タウケーン王子がサフィラの同行者か否かについては、ヴェサニールの城内でも散々取り沙汰されたことではあるが、この状況から見るとどうやら事実のようである。しかし、どちらかがどちらかを拉致したわけでも、誘ったわけでもなく、ましてや示し合わせたわけでは決してない。
昨晩、サフィラが旅支度を整えて再び城を抜け出し、マティロウサの家をこっそりと訪れたとき。
本来の同行者である老シヴィ、そして見送りに来たサリナスとともに、何故かそこにはタウケーンの姿があった。
「……何故いる」
「俺も付いて行こうと思って」
「は?」 タウケーンの言葉にサフィラは目を剥いた。「何で」
「ヒマだし」
「……大人しく国に戻れ、バカ王子」
「いずれはね。でも、今戻っても良いことないしな。何しろ、花嫁には逃げられるし、未来の王にはなり損ねるし」
「だったら尚更、国に戻ってこれまでの不道徳を反省しながら余生を過ごせばいいだろう」
「それじゃ詰まらん。まあ、この機会に世の中を見て歩くってことで。爺さんには了解もらったぞ」
サフィラは問うような視線をシヴィに向けた。シヴィは罪のない笑顔をサフィラに寄こして、うんうん、と頷き、「その方が楽しいもん」 と子どものように言い足した。
それですべてが決まったのだ。
それに遡ること数日前、サフィラ達がマティロウサの家に押しかけた夜のこと。
サフィラが水晶に関する真実を知る間、老シヴィの術によって眠りに落とされていたサリナスとタウケーンは、術をかけた本人によって何事もなく目を覚ました。
勿論、二人は眠っていたことすら覚えていなかった。
シヴィから、サフィラが魔法使いの集う 『谷』 へ向かうことを告げられたサリナスは、あれだけ強固に反対していたにも拘らず、意外なことにあっさりと承知した。
「羨ましいことだ」 とまで、サリナスは言った。
「俺もできることなら 『谷』 に行ってみたいよ。魔道に関わる者すべての憧れの地だからな」
サリナスの豹変振りにサフィラは驚いたが、何食わぬ顔でアサリィ茶をすすっているシヴィに視線を向けたとき、その表情に空々しい何かを見つけて、ピンときた。
シヴィが、きっとサリナスに魔法をかけたのだ。恐らく 『承服』 か、あるいはそれに似た魔法を。
まったく魔法使いという種族は。
生真面目なサリナスをどう説得するか頭を悩ませていたサフィラは、その必要がなくなったことにほっとする反面、呆れ顔でシヴィを、そしてマティロウサを見た。

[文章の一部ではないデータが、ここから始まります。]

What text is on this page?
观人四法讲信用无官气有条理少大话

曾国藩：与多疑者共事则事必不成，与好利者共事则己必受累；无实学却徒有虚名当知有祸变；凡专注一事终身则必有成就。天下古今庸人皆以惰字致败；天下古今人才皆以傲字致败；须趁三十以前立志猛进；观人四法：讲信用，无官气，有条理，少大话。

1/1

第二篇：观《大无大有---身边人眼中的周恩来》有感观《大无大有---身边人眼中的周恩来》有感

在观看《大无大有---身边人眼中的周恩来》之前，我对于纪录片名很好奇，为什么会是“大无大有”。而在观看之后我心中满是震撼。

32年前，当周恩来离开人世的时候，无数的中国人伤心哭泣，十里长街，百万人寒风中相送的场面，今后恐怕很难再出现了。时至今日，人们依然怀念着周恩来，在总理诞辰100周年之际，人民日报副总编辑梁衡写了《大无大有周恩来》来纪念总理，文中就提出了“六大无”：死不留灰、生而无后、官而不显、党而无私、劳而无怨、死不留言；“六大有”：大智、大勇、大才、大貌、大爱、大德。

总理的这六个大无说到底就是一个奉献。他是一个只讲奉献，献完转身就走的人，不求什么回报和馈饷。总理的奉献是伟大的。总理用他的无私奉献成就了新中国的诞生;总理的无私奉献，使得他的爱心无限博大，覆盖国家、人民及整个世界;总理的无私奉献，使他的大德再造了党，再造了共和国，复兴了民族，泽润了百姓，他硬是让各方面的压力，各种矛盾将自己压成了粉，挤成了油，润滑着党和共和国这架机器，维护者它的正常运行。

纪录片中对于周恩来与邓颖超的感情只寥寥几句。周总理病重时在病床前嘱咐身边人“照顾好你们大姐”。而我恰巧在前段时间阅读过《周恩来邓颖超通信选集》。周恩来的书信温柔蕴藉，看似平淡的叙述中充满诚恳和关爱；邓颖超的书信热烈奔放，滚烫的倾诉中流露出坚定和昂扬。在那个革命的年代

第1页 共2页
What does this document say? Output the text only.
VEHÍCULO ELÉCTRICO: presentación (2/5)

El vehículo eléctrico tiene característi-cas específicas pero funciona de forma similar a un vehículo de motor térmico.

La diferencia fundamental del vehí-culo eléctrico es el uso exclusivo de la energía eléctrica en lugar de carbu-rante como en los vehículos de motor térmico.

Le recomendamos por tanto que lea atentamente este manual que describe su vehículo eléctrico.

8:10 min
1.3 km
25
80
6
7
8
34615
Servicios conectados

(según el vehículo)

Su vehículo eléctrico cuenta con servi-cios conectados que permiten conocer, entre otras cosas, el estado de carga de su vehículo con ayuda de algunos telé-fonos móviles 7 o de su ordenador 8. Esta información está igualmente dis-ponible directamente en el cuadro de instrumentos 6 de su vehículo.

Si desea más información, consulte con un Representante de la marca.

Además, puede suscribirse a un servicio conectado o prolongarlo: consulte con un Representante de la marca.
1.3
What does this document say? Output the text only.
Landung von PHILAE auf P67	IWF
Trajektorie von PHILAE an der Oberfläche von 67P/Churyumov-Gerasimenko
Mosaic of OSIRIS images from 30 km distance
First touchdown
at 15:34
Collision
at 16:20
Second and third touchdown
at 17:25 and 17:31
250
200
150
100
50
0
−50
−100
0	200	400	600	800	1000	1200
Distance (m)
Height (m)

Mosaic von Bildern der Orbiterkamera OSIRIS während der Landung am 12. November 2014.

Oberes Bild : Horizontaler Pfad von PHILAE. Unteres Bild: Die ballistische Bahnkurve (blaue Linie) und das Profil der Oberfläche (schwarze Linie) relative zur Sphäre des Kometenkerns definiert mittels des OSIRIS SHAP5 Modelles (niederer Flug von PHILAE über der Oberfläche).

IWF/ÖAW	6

人の心を変えるような魔道は使うな、とサフィラに言っておきながら、自分達は都合次第でそれを実行する。何事も方便、というやつか。サフィラは軽く睨むように二人を見た。老いた魔女もシヴィと同様、素知らぬ顔で視線を反らす。
「なあなあ、谷って、どんなとこ?」
タウケーンが尋ね、シヴィが得意げに、それはな、と説明し始めるのを横目に、ばつの悪そうなマティロウサが出した茶碗の縁を軽く弾きながらサフィラはため息をついた。その憂鬱そうな響きを耳にして、サリナスは不審な顔をサフィラに向ける。
「どうした。『谷』 に行けるんだぞ。嬉しくないのか」
「そんなことはないさ」 サフィラは無理に笑って見せた。「嬉しいに決まっている」
だが、決して物見遊山に行くわけではない。
その真の目的を考えると、サフィラの気分も滅入ってくるというものだ。どうやら、それが表情に表れてサリナスを訝しがらせたようだった。
「それにしては元気がないな」
「そうか?」
サフィラはそれだけ答えて、サリナスの真っ直ぐな視線を避けた。
サリナスに本当のことを言ったら、どうするだろう。
ふとサフィラはそんなことを考えてみた。
水晶のこと。
魔の者のこと。
忌まわしき復活のこと。
そして、サフィラが負わされた運命のこと。
驚くだろうか。驚くだろうな。
信じるだろうか。恐らく、信じるだろう。疑いながらも。
自分以外の誰かに本当のことを知ってほしいという気持ちが、サフィラには確かにあった。
しかし、告げられたところで、サリナスにどうすることもできないのも分かっている。
むしろ、知ることによってこの男を苦しめることになるかもしれない。それならまだしも、水晶の忌々しい運命に巻き込むことにでもなったら。
そこまで考えてサフィラは思考を止めた。詮無いことだ。今さら何を。